Il avait été donné grand favori en 2011, mais le PJD lui a damé le pion. Il est arrivé deuxième en 2016 alors qu’on le voyait premier. Il est arrivé deuxième lors des élections du 8 septembre 2021 alors qu’il réclamait victoire. Alors qu’il avait 102 dans le parlement sortant, le PAM a pu se maintenir, même en perdant quelques sièges, en ayant 87 sièges, juste une quinzaine de sièges le séparant du RNI, arrivé premier avec 102. Il faut dire que le PAM revient de loin.

Il y a deux ans, on ne donnait plus cher de lui quand les problèmes entre Hakim Benchemmas, l’ancien secrétaire général, et ses opposants ont éclaté au grand jour. Il a fallu tenir un congrès, à El Jadida, les 8, 9 et 10 février 2020, et élire une nouvelle direction plus homogène menée par le tandem Abdellatif Ouahbi, secrétaire général, et Fatima Zahra Mansouri, présidente du conseil national, épaulé par Samir Goudar, qui a présidé le congrès, élu membre du bureau politique et nommé porte-parole, pour ressouder les rangs du parti, lui redonner une certaine visibilité et le mettre sur la voie de la campagne électorale de manière sereine.

Certes, la nouvelle direction a enterré la hache de guerre avec le PJD. Ce qui n’a pas été du goût de tout le monde à l’intérieur du parti, mais cela a fini par payer puisque le PAM s’est épargné des querelles ne menant à rien avec les Islamistes. Il a pu couvrir toutes les circonscriptions, locales, régionales et nationales avec une bonne dose de nouveaux visages. Il a reconduit ses valeurs sures à l’image de Mme Mansouri. Son discours de campagne était plutôt un discours posé, rationnel et pragmatique.

M. Ouahbi aura pour ainsi dire réussi son pari. Celui de maintenir le PAM parmi les premiers partis du champ politique, mais surtout d’en faire un parti normal comme les autres. «Nous n’avons rien à voir avec l’Administration ou avec certains cercles du pouvoir, nous sommes un parti comme les autres», avait-il déclaré lors de la campagne électorale.

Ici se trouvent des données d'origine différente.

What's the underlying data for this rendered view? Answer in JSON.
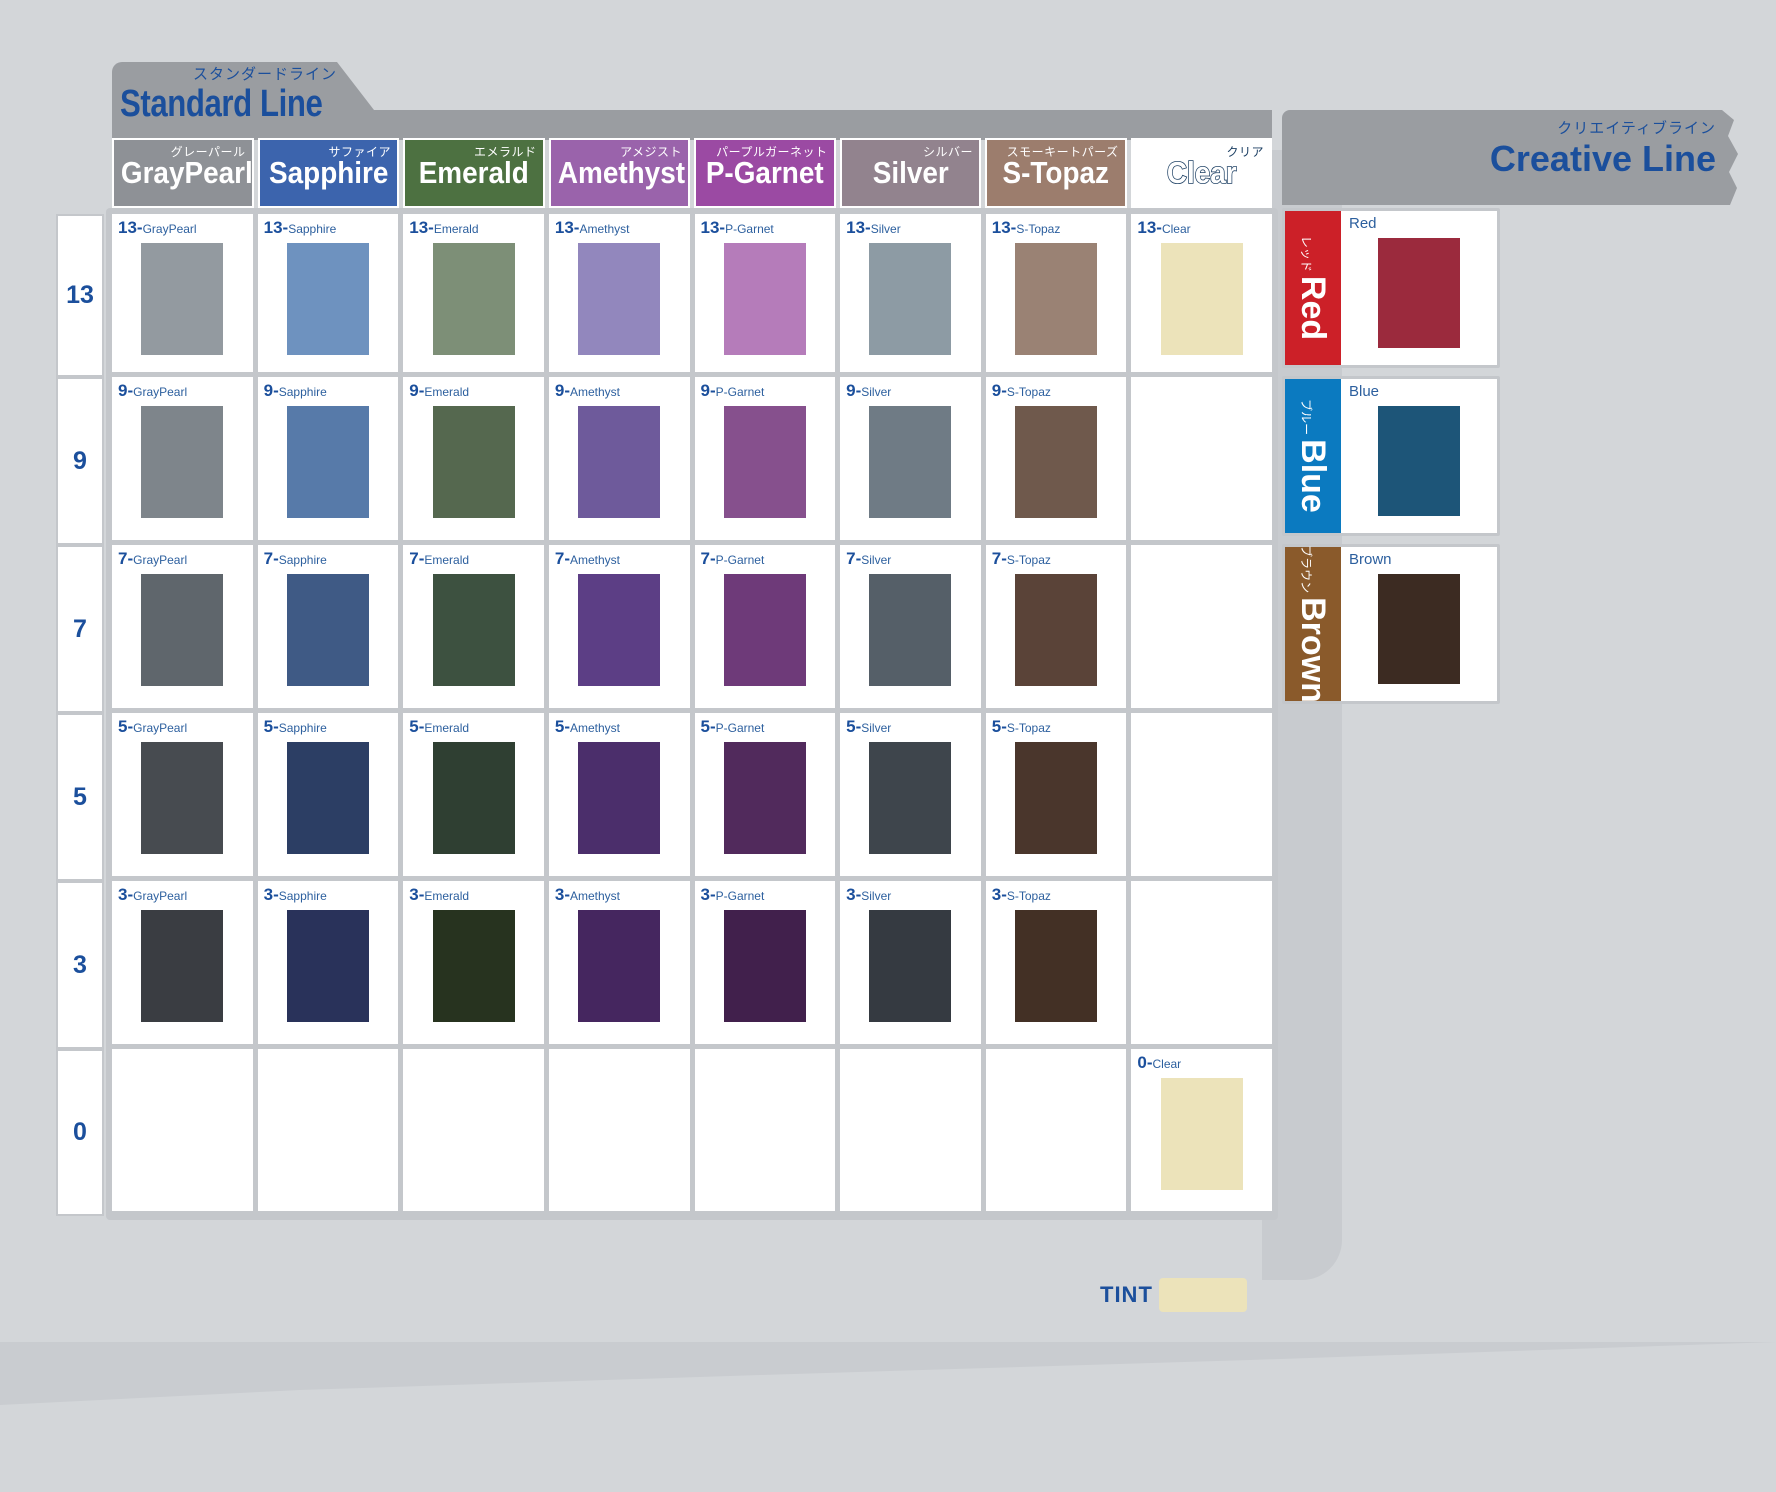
{
  "standard_line": {
    "jp": "スタンダードライン",
    "en": "Standard Line",
    "columns": [
      {
        "jp": "グレーパール",
        "en": "GrayPearl",
        "key": "GrayPearl",
        "header_color": "#8e9196"
      },
      {
        "jp": "サファイア",
        "en": "Sapphire",
        "key": "Sapphire",
        "header_color": "#3c64ad"
      },
      {
        "jp": "エメラルド",
        "en": "Emerald",
        "key": "Emerald",
        "header_color": "#4d7141"
      },
      {
        "jp": "アメジスト",
        "en": "Amethyst",
        "key": "Amethyst",
        "header_color": "#9a63ab"
      },
      {
        "jp": "パープルガーネット",
        "en": "P-Garnet",
        "key": "P-Garnet",
        "header_color": "#9b4aa3"
      },
      {
        "jp": "シルバー",
        "en": "Silver",
        "key": "Silver",
        "header_color": "#92838e"
      },
      {
        "jp": "スモーキートパーズ",
        "en": "S-Topaz",
        "key": "S-Topaz",
        "header_color": "#9c7d6d"
      },
      {
        "jp": "クリア",
        "en": "Clear",
        "key": "Clear",
        "header_color": "#ffffff"
      }
    ],
    "levels": [
      "13",
      "9",
      "7",
      "5",
      "3",
      "0"
    ],
    "swatches": {
      "13": {
        "GrayPearl": "#939aa0",
        "Sapphire": "#6e92bf",
        "Emerald": "#7d8f77",
        "Amethyst": "#9287bd",
        "P-Garnet": "#b57cba",
        "Silver": "#8d9ba4",
        "S-Topaz": "#9a8274",
        "Clear": "#ece3ba"
      },
      "9": {
        "GrayPearl": "#7e858b",
        "Sapphire": "#577aa9",
        "Emerald": "#55684f",
        "Amethyst": "#6e5a9b",
        "P-Garnet": "#86508d",
        "Silver": "#6f7b85",
        "S-Topaz": "#6f594c",
        "Clear": null
      },
      "7": {
        "GrayPearl": "#5f666c",
        "Sapphire": "#3f5a85",
        "Emerald": "#3d5140",
        "Amethyst": "#5c3e85",
        "P-Garnet": "#6e3a79",
        "Silver": "#555f68",
        "S-Topaz": "#5a4338",
        "Clear": null
      },
      "5": {
        "GrayPearl": "#474b50",
        "Sapphire": "#2c3e64",
        "Emerald": "#2f3f32",
        "Amethyst": "#4b2e6b",
        "P-Garnet": "#512a5c",
        "Silver": "#3e454c",
        "S-Topaz": "#4a362c",
        "Clear": null
      },
      "3": {
        "GrayPearl": "#3a3d42",
        "Sapphire": "#29325a",
        "Emerald": "#27331f",
        "Amethyst": "#45265f",
        "P-Garnet": "#41204c",
        "Silver": "#353a41",
        "S-Topaz": "#433025",
        "Clear": null
      },
      "0": {
        "GrayPearl": null,
        "Sapphire": null,
        "Emerald": null,
        "Amethyst": null,
        "P-Garnet": null,
        "Silver": null,
        "S-Topaz": null,
        "Clear": "#ece3ba"
      }
    }
  },
  "creative_line": {
    "jp": "クリエイティブライン",
    "en": "Creative Line",
    "cards": [
      {
        "jp": "レッド",
        "en": "Red",
        "tab_color": "#cc2028",
        "label": "Red",
        "swatch": "#9b2a3d"
      },
      {
        "jp": "ブルー",
        "en": "Blue",
        "tab_color": "#0b7ac0",
        "label": "Blue",
        "swatch": "#1d5578"
      },
      {
        "jp": "ブラウン",
        "en": "Brown",
        "tab_color": "#8a5a2b",
        "label": "Brown",
        "swatch": "#3c2b22"
      }
    ]
  },
  "tint": {
    "label": "TINT",
    "swatch": "#ece3ba"
  },
  "theme": {
    "accent_blue": "#1b4f9c",
    "label_blue": "#2c5f9e",
    "panel_gray": "#9a9da1",
    "page_bg": "#d3d6d9",
    "border_gray": "#c4c7cb"
  }
}
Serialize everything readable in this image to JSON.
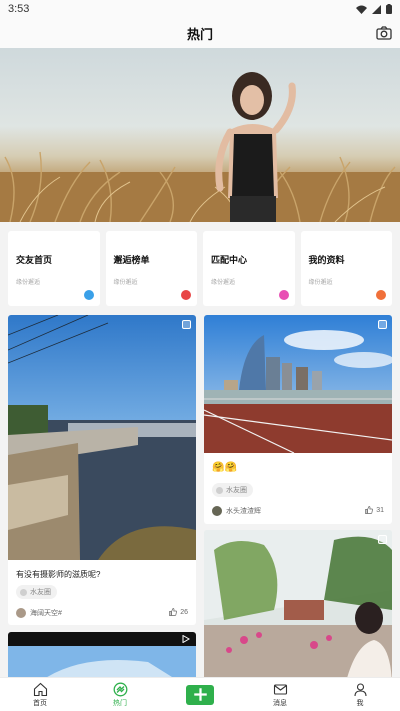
{
  "status_bar": {
    "time": "3:53"
  },
  "header": {
    "title": "热门"
  },
  "quick_entries": [
    {
      "title": "交友首页",
      "subtitle": "缘份邂逅",
      "icon": "chat-icon",
      "color": "#3aa0e8"
    },
    {
      "title": "邂逅榜单",
      "subtitle": "缘份邂逅",
      "icon": "star-icon",
      "color": "#e84545"
    },
    {
      "title": "匹配中心",
      "subtitle": "缘份邂逅",
      "icon": "heart-icon",
      "color": "#e84fb4"
    },
    {
      "title": "我的资料",
      "subtitle": "缘份邂逅",
      "icon": "profile-icon",
      "color": "#f0703a"
    }
  ],
  "feed": {
    "left": [
      {
        "caption": "有没有摄影师的滋质呢?",
        "tag": "水友圈",
        "author": "海阔天空#",
        "likes": "26"
      }
    ],
    "right": [
      {
        "caption": "🤗🤗",
        "tag": "水友圈",
        "author": "水头渣渣辉",
        "likes": "31"
      }
    ]
  },
  "bottom_nav": [
    {
      "label": "首页",
      "icon": "home-icon"
    },
    {
      "label": "热门",
      "icon": "hot-icon",
      "active": true
    },
    {
      "label": "",
      "icon": "plus-icon"
    },
    {
      "label": "消息",
      "icon": "mail-icon"
    },
    {
      "label": "我",
      "icon": "user-icon"
    }
  ],
  "colors": {
    "accent": "#2fb04c",
    "background": "#f3f3f3"
  }
}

Le score du PAM, notamment dans les élections locales et régionales, a été plus éclatant. Mais, pour le parlement, certains craignent que le parti ne s’installe dans le rôle de la deuxième formation politique. A l’instar du célèbre cycliste Raymond Poulidor, l’éternel second qui, pendant dix huit ans de carrière, est arrivé huit fois deuxième du Tour de France.